While Claire is able to adapt to life in Paris quickly, Jamie, born and raised in the Highlands of Scotland, will struggle with his new home, especially in light of all that happened to him in Wentworth Prison.

"We will pick up with Jamie and Claire where we left them in season one pretty much," Heughan tells THR. "They've arrived in Paris, this new world, and it's a mixture of hope and elation since they're free and safe, and they're going to be expecting parents. They have a future ahead of them, one that they want to change. And yet Jamie is still going to be healing from what happened to him in Wentworth."

What happened with Black Jack Randall (Tobias Menzies) will continue to haunt Jamie in season two, and that will actually cause some cracks to form in his relationship with Claire. 

"He's not talking about it. Physically, he'll get better but mentally, he still has issues," Heughan says. "He's trying not to think about it and just go to work. He works all day, goes out at night and therefore, that separates him from Claire a lot. That will come to a head. That starts to come out in his dreams. He's plagued by his past, he's tortured by it. They're going to need to fix their relationship, work on their intimacy and their friendship. It will tear apart their relationship until they do that."

Adding extra stress to their relationship is the fact that Jamie is being forced to change his entire worldview when it comes to the Jacobite rebellion. He's dedicated his life to fighting for the Jacobites, but armed with Claire's knowledge that it will eventually fail, he now is working in secret with his wife to sabotage it from the inside to save the culture from extinction.

"He's having to be duplicitous and it's tough because it goes against his very nature," Heughan says. "Jamie and Claire are constantly going to have to put on a persona and air to blend in with the social elite and they're going to struggle with it. It doesn't sit well at all with Jamie, to put it lightly."
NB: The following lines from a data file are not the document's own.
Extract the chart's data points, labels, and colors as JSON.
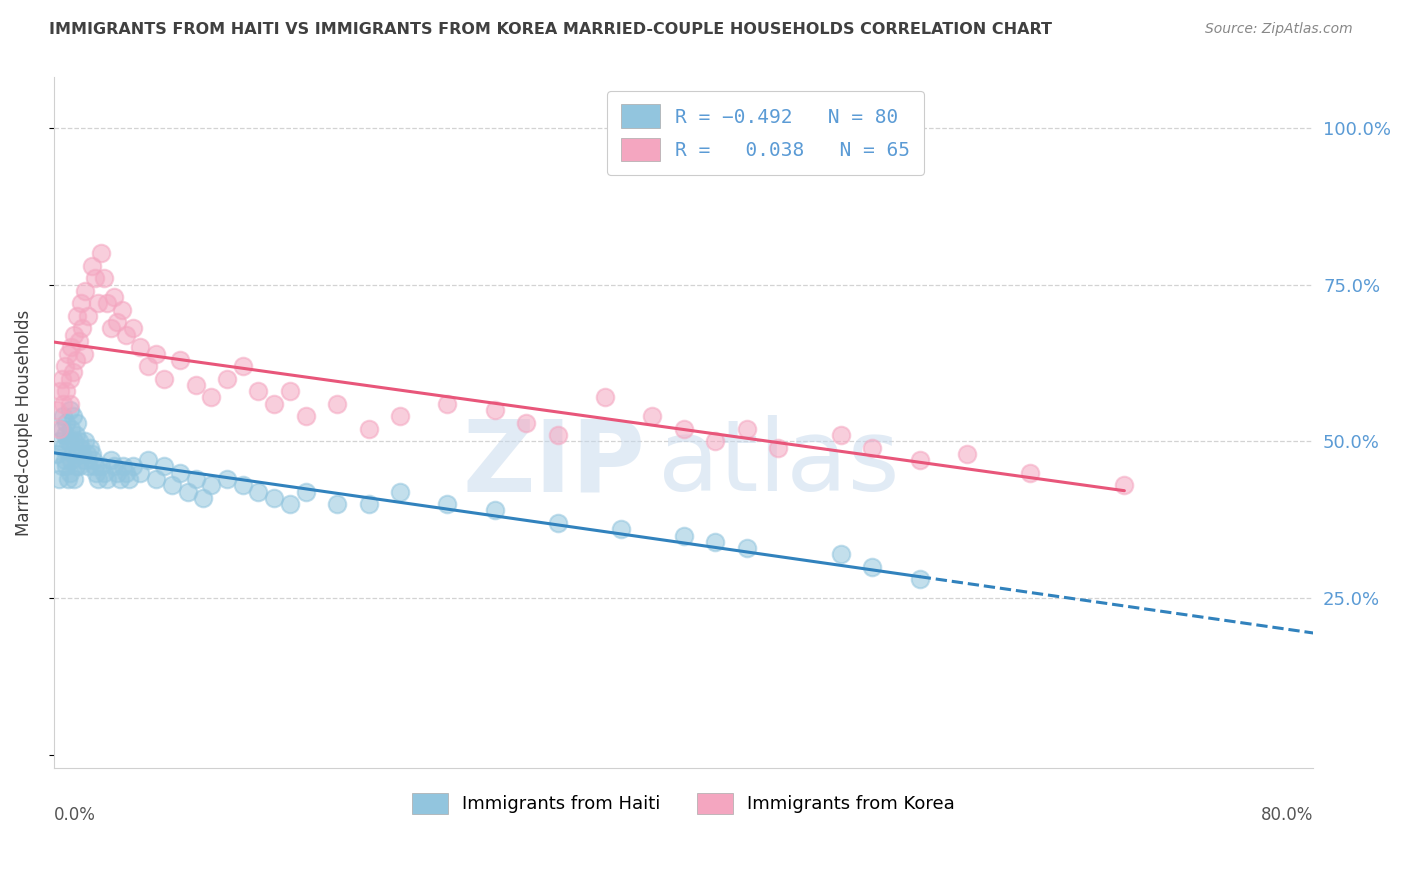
{
  "title": "IMMIGRANTS FROM HAITI VS IMMIGRANTS FROM KOREA MARRIED-COUPLE HOUSEHOLDS CORRELATION CHART",
  "source": "Source: ZipAtlas.com",
  "ylabel": "Married-couple Households",
  "xlim": [
    0.0,
    0.8
  ],
  "ylim": [
    -0.02,
    1.08
  ],
  "haiti_R": -0.492,
  "haiti_N": 80,
  "korea_R": 0.038,
  "korea_N": 65,
  "haiti_color": "#92c5de",
  "korea_color": "#f4a6c0",
  "haiti_line_color": "#3182bd",
  "korea_line_color": "#e8567a",
  "haiti_scatter_x": [
    0.002,
    0.003,
    0.004,
    0.005,
    0.005,
    0.006,
    0.006,
    0.007,
    0.007,
    0.008,
    0.008,
    0.009,
    0.009,
    0.01,
    0.01,
    0.01,
    0.011,
    0.011,
    0.012,
    0.012,
    0.013,
    0.013,
    0.014,
    0.014,
    0.015,
    0.015,
    0.016,
    0.016,
    0.017,
    0.018,
    0.019,
    0.02,
    0.021,
    0.022,
    0.023,
    0.024,
    0.025,
    0.026,
    0.027,
    0.028,
    0.03,
    0.032,
    0.034,
    0.036,
    0.038,
    0.04,
    0.042,
    0.044,
    0.046,
    0.048,
    0.05,
    0.055,
    0.06,
    0.065,
    0.07,
    0.075,
    0.08,
    0.085,
    0.09,
    0.095,
    0.1,
    0.11,
    0.12,
    0.13,
    0.14,
    0.15,
    0.16,
    0.18,
    0.2,
    0.22,
    0.25,
    0.28,
    0.32,
    0.36,
    0.4,
    0.42,
    0.44,
    0.5,
    0.52,
    0.55
  ],
  "haiti_scatter_y": [
    0.48,
    0.44,
    0.5,
    0.52,
    0.46,
    0.54,
    0.49,
    0.51,
    0.47,
    0.53,
    0.46,
    0.5,
    0.44,
    0.55,
    0.5,
    0.45,
    0.52,
    0.47,
    0.54,
    0.48,
    0.5,
    0.44,
    0.51,
    0.46,
    0.53,
    0.48,
    0.5,
    0.46,
    0.49,
    0.48,
    0.47,
    0.5,
    0.48,
    0.46,
    0.49,
    0.48,
    0.47,
    0.46,
    0.45,
    0.44,
    0.46,
    0.45,
    0.44,
    0.47,
    0.46,
    0.45,
    0.44,
    0.46,
    0.45,
    0.44,
    0.46,
    0.45,
    0.47,
    0.44,
    0.46,
    0.43,
    0.45,
    0.42,
    0.44,
    0.41,
    0.43,
    0.44,
    0.43,
    0.42,
    0.41,
    0.4,
    0.42,
    0.4,
    0.4,
    0.42,
    0.4,
    0.39,
    0.37,
    0.36,
    0.35,
    0.34,
    0.33,
    0.32,
    0.3,
    0.28
  ],
  "korea_scatter_x": [
    0.002,
    0.003,
    0.004,
    0.005,
    0.006,
    0.007,
    0.008,
    0.009,
    0.01,
    0.01,
    0.011,
    0.012,
    0.013,
    0.014,
    0.015,
    0.016,
    0.017,
    0.018,
    0.019,
    0.02,
    0.022,
    0.024,
    0.026,
    0.028,
    0.03,
    0.032,
    0.034,
    0.036,
    0.038,
    0.04,
    0.043,
    0.046,
    0.05,
    0.055,
    0.06,
    0.065,
    0.07,
    0.08,
    0.09,
    0.1,
    0.11,
    0.12,
    0.13,
    0.14,
    0.15,
    0.16,
    0.18,
    0.2,
    0.22,
    0.25,
    0.28,
    0.3,
    0.32,
    0.35,
    0.38,
    0.4,
    0.42,
    0.44,
    0.46,
    0.5,
    0.52,
    0.55,
    0.58,
    0.62,
    0.68
  ],
  "korea_scatter_y": [
    0.55,
    0.52,
    0.58,
    0.6,
    0.56,
    0.62,
    0.58,
    0.64,
    0.6,
    0.56,
    0.65,
    0.61,
    0.67,
    0.63,
    0.7,
    0.66,
    0.72,
    0.68,
    0.64,
    0.74,
    0.7,
    0.78,
    0.76,
    0.72,
    0.8,
    0.76,
    0.72,
    0.68,
    0.73,
    0.69,
    0.71,
    0.67,
    0.68,
    0.65,
    0.62,
    0.64,
    0.6,
    0.63,
    0.59,
    0.57,
    0.6,
    0.62,
    0.58,
    0.56,
    0.58,
    0.54,
    0.56,
    0.52,
    0.54,
    0.56,
    0.55,
    0.53,
    0.51,
    0.57,
    0.54,
    0.52,
    0.5,
    0.52,
    0.49,
    0.51,
    0.49,
    0.47,
    0.48,
    0.45,
    0.43
  ],
  "watermark_zip": "ZIP",
  "watermark_atlas": "atlas",
  "background_color": "#ffffff",
  "grid_color": "#c8c8c8",
  "right_axis_color": "#5b9bd5",
  "legend_text_color": "#5b9bd5",
  "title_color": "#404040",
  "source_color": "#888888",
  "ylabel_color": "#404040"
}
Having Claire and Jamie navigate the political intrigue in France will allow them to see different sides to each other now that they're out of the high stakes, life-or-death situations they were constantly in last season.

"You get lost in this beautiful, colorful Parisian world, and you'll see as the season progresses, it feels like we've gone down a rabbit hole in some ways," Balfe tells THR. "We'll peel back more layers on both Claire and Jamie and we'll see them use not very attractive sides of their personalities. There's a lot of duplicity, a lot of lying, a lot of manipulation. They're doing all of this for their greater mission, but it's an interesting, psychological season whereas last season was focused so much on the action."

And despite the fact that both Claire and Jamie were elated over Claire's pregnancy at first, she's going to be having some second thoughts as time goes on.

"We'll see Claire struggling with impending motherhood and what that means to her," Balfe says. "That might drive a wedge between them. Plus, their marriage continues to be put under pressure from external circumstances. So how will they, as a couple, cope with that and grow with that? The biggest challenge I can't even talk about, because it will give away a huge spoiler in the story."

Another plot point Balfe and Heughan couldn't talk about for fear of spoiling was the possible return of Black Jack Randall. Book readers know that the sadistic ancestor of Claire's former husband Frank (also played by Menzies) returns in a major way in Dragonfly in Amber. But will he return to the show?

"It is such a huge event in the book," Heughan says after a long pause. "That whole story almost cures Jamie. It fixes everything. He controls his destiny. He's actually happy to find out Black Jack is alive because it means he can kill him. After that moment, the old Jamie is back. So if we'll get to see that on the show, we'll have to wait to find out. I can't give away too much."

Outlander season two premieres on Saturday, April 9 at 9 p.m. on Starz.